Question 105703
The equation of a circle centered at (h,k) with radius, R, is given by:
{{{(x-h)^2+(y-k)^2=R^2}}}
{{{(x^2-2hx+h^2)+(y^2-2ky+k^2)=R^2}}}
{{{(x^2-2hx)+(y^2-2ky)=R^2-h^2-k^2}}}
Let's look at your equation and compare terms.
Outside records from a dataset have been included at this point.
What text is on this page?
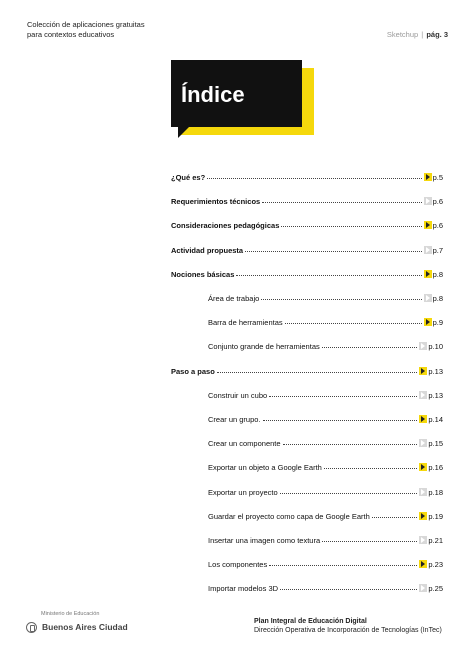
Colección de aplicaciones gratuitas
para contextos educativos	Sketchup | pág. 3
Índice
¿Qué es?	p.5
Requerimientos técnicos	p.6
Consideraciones pedagógicas	p.6
Actividad propuesta	p.7
Nociones básicas	p.8
Área de trabajo	p.8
Barra de herramientas	p.9
Conjunto grande de herramientas	p.10
Paso a paso	p.13
Construir un cubo	p.13
Crear un grupo.	p.14
Crear un componente	p.15
Exportar un objeto a Google Earth	p.16
Exportar un proyecto	p.18
Guardar el proyecto como capa de Google Earth	p.19
Insertar una imagen como textura	p.21
Los componentes	p.23
Importar modelos 3D	p.25
Ministerio de Educación
Buenos Aires Ciudad
Plan Integral de Educación Digital
Dirección Operativa de Incorporación de Tecnologías (InTec)
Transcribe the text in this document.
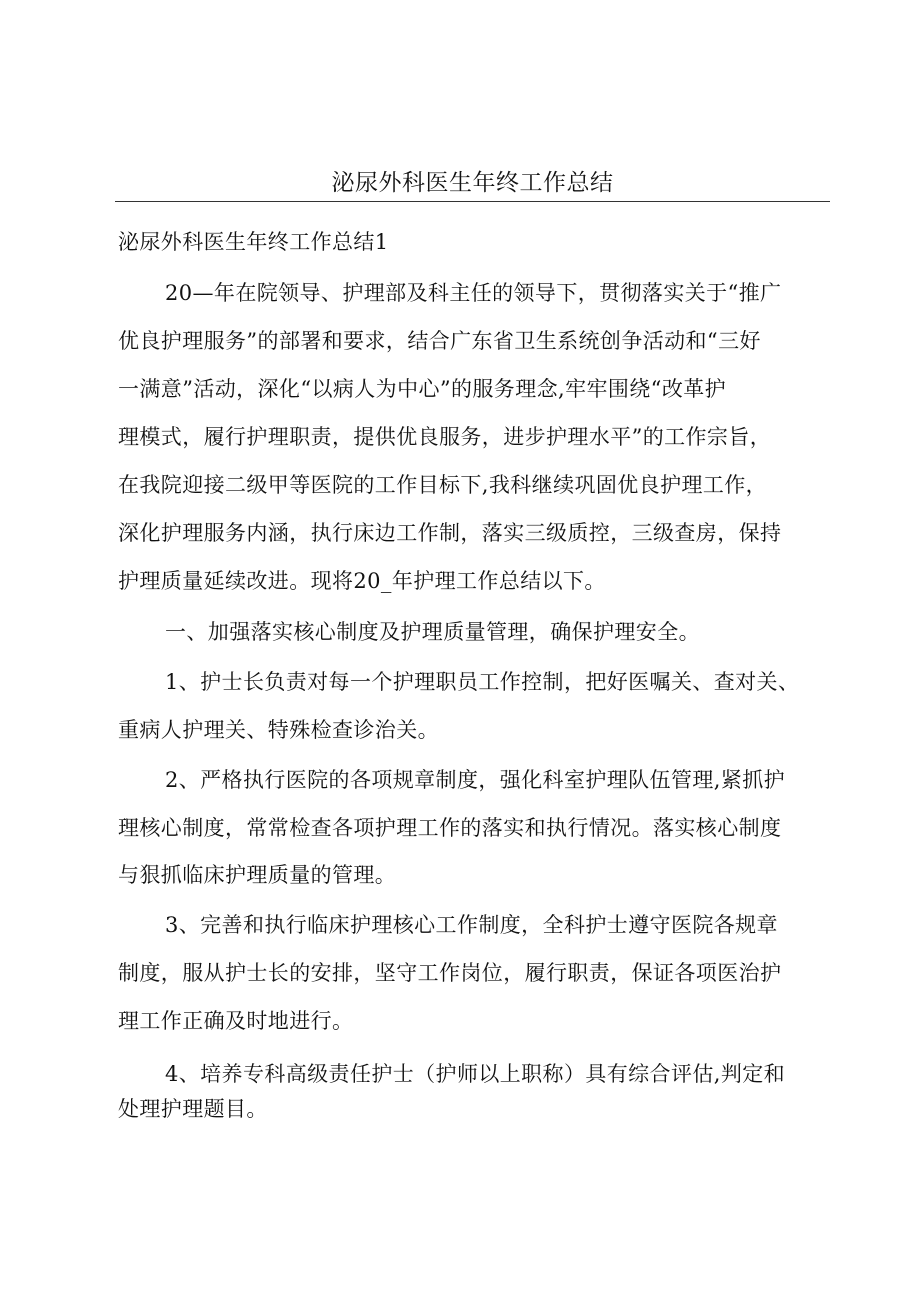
泌尿外科医生年终工作总结
泌尿外科医生年终工作总结1
20—年在院领导、护理部及科主任的领导下，贯彻落实关于“推广
优良护理服务”的部署和要求，结合广东省卫生系统创争活动和“三好
一满意”活动，深化“以病人为中心”的服务理念,牢牢围绕“改革护
理模式，履行护理职责，提供优良服务，进步护理水平”的工作宗旨，
在我院迎接二级甲等医院的工作目标下,我科继续巩固优良护理工作，
深化护理服务内涵，执行床边工作制，落实三级质控，三级查房，保持
护理质量延续改进。现将20_年护理工作总结以下。
一、加强落实核心制度及护理质量管理，确保护理安全。
1、护士长负责对每一个护理职员工作控制，把好医嘱关、查对关、
重病人护理关、特殊检查诊治关。
2、严格执行医院的各项规章制度，强化科室护理队伍管理,紧抓护
理核心制度，常常检查各项护理工作的落实和执行情况。落实核心制度
与狠抓临床护理质量的管理。
3、完善和执行临床护理核心工作制度，全科护士遵守医院各规章
制度，服从护士长的安排，坚守工作岗位，履行职责，保证各项医治护
理工作正确及时地进行。
4、培养专科高级责任护士（护师以上职称）具有综合评估,判定和
处理护理题目。
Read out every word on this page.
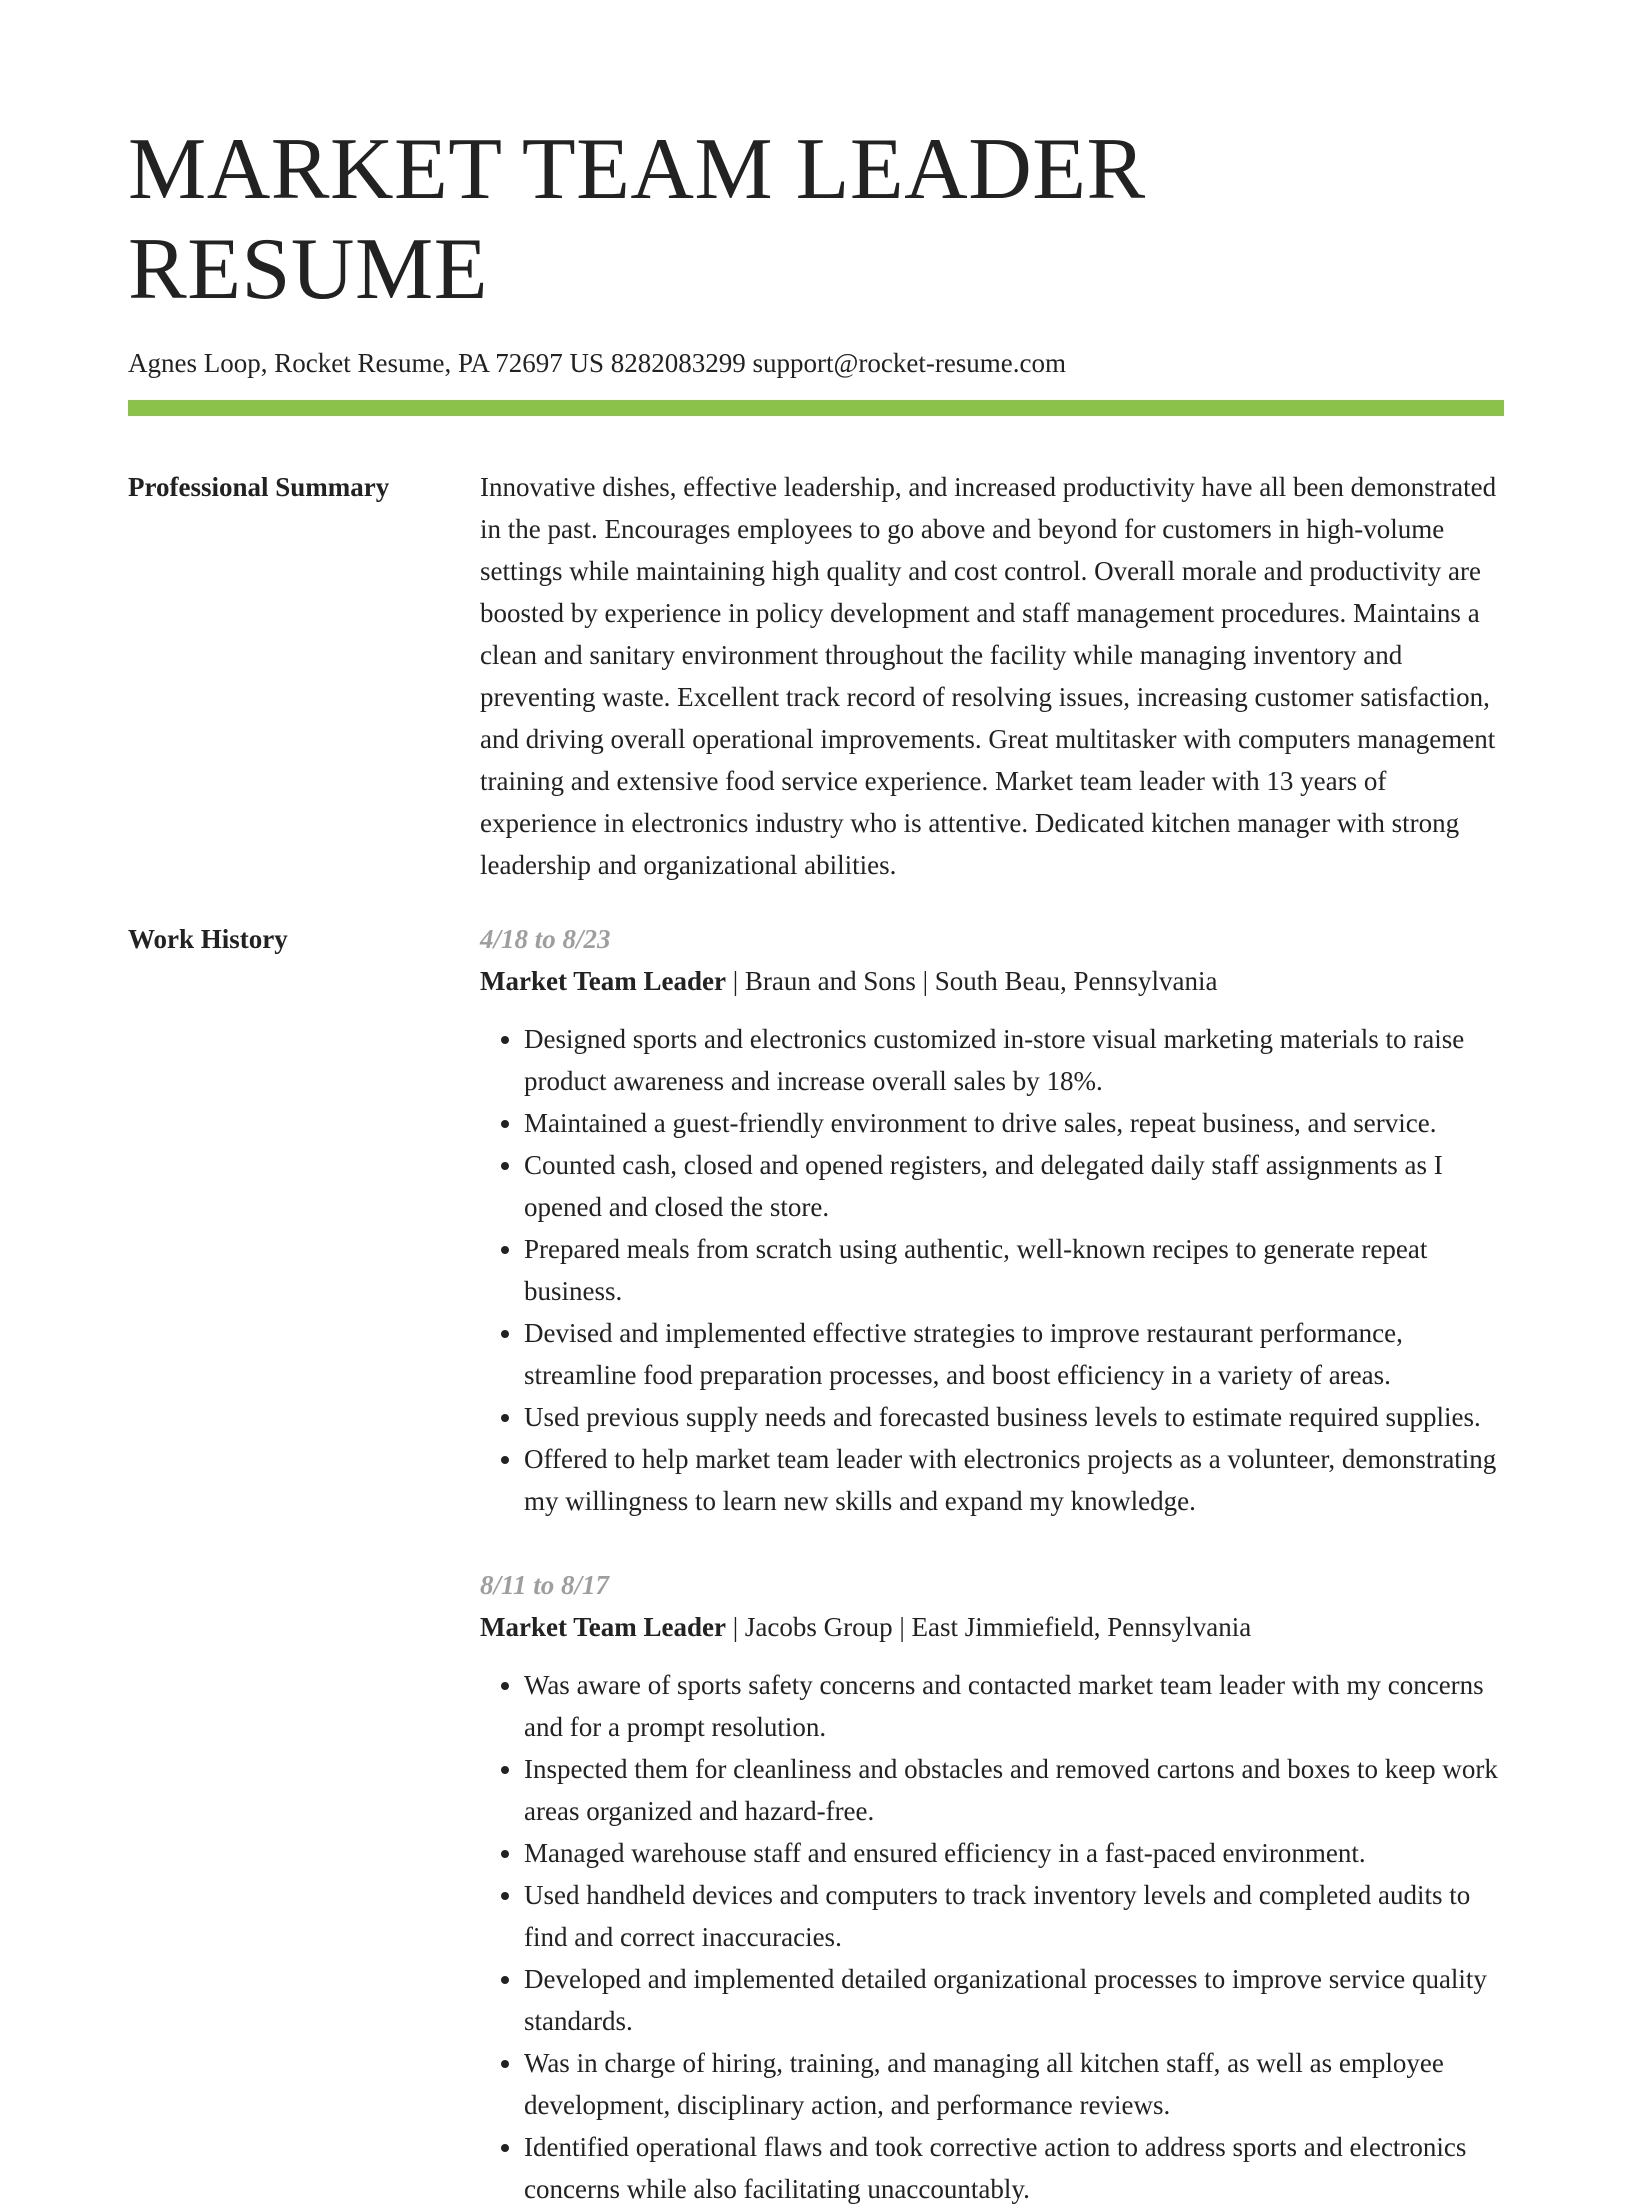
MARKET TEAM LEADER RESUME
Agnes Loop, Rocket Resume, PA 72697 US 8282083299 support@rocket-resume.com
Professional Summary	Innovative dishes, effective leadership, and increased productivity have all been demonstrated in the past. Encourages employees to go above and beyond for customers in high-volume settings while maintaining high quality and cost control. Overall morale and productivity are boosted by experience in policy development and staff management procedures. Maintains a clean and sanitary environment throughout the facility while managing inventory and preventing waste. Excellent track record of resolving issues, increasing customer satisfaction, and driving overall operational improvements. Great multitasker with computers management training and extensive food service experience. Market team leader with 13 years of experience in electronics industry who is attentive. Dedicated kitchen manager with strong leadership and organizational abilities.
Work History	4/18 to 8/23
Market Team Leader | Braun and Sons | South Beau, Pennsylvania
• Designed sports and electronics customized in-store visual marketing materials to raise product awareness and increase overall sales by 18%.
• Maintained a guest-friendly environment to drive sales, repeat business, and service.
• Counted cash, closed and opened registers, and delegated daily staff assignments as I opened and closed the store.
• Prepared meals from scratch using authentic, well-known recipes to generate repeat business.
• Devised and implemented effective strategies to improve restaurant performance, streamline food preparation processes, and boost efficiency in a variety of areas.
• Used previous supply needs and forecasted business levels to estimate required supplies.
• Offered to help market team leader with electronics projects as a volunteer, demonstrating my willingness to learn new skills and expand my knowledge.
8/11 to 8/17
Market Team Leader | Jacobs Group | East Jimmiefield, Pennsylvania
• Was aware of sports safety concerns and contacted market team leader with my concerns and for a prompt resolution.
• Inspected them for cleanliness and obstacles and removed cartons and boxes to keep work areas organized and hazard-free.
• Managed warehouse staff and ensured efficiency in a fast-paced environment.
• Used handheld devices and computers to track inventory levels and completed audits to find and correct inaccuracies.
• Developed and implemented detailed organizational processes to improve service quality standards.
• Was in charge of hiring, training, and managing all kitchen staff, as well as employee development, disciplinary action, and performance reviews.
• Identified operational flaws and took corrective action to address sports and electronics concerns while also facilitating unaccountably.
{{{(x^2+8x)+(y^2+6y)-24=0}}}
{{{(x^2+8x)+(y^2+6y)=24}}}
Comparing,
1.{{{-2hx=8x}}}
2.{{{-2ky=6y}}}
3.{{{R^2-h^2-k^2=24}}}
From 1,
1.{{{-2hx=8x}}}
{{{h=-4}}}
From 2, 
2.{{{-2ky=6y}}}
{{{k=-3}}}
From 3,
3.{{{R^2-h^2-k^2=24}}}
{{{R^2-(-4)^2-(-3)^2=24}}}
{{{R^2-16-9=24}}}
{{{R^2=49}}}
{{{R=7}}}
Putting those values back in the first equation, 
{{{(x-h)^2+(y-k)^2=R^2}}}
{{{(x-(-4))^2+(y-(-3))^2=49}}}
{{{highlight((x+4)^2+(y+3)^2=49)}}}
A circle centered at (-4,-3) with a radius of 7. 
Let's verify.
{{{(x+4)^2+(y+3)^2=49}}}
{{{(x^2+8x+16)+(y^2+6y+9)=49}}}
{{{x^2+8x+y^2+6y+25-49=49-49}}}
{{{x^2+8x+y^2+6y-24=0}}}
Back to your original equation. Good answer.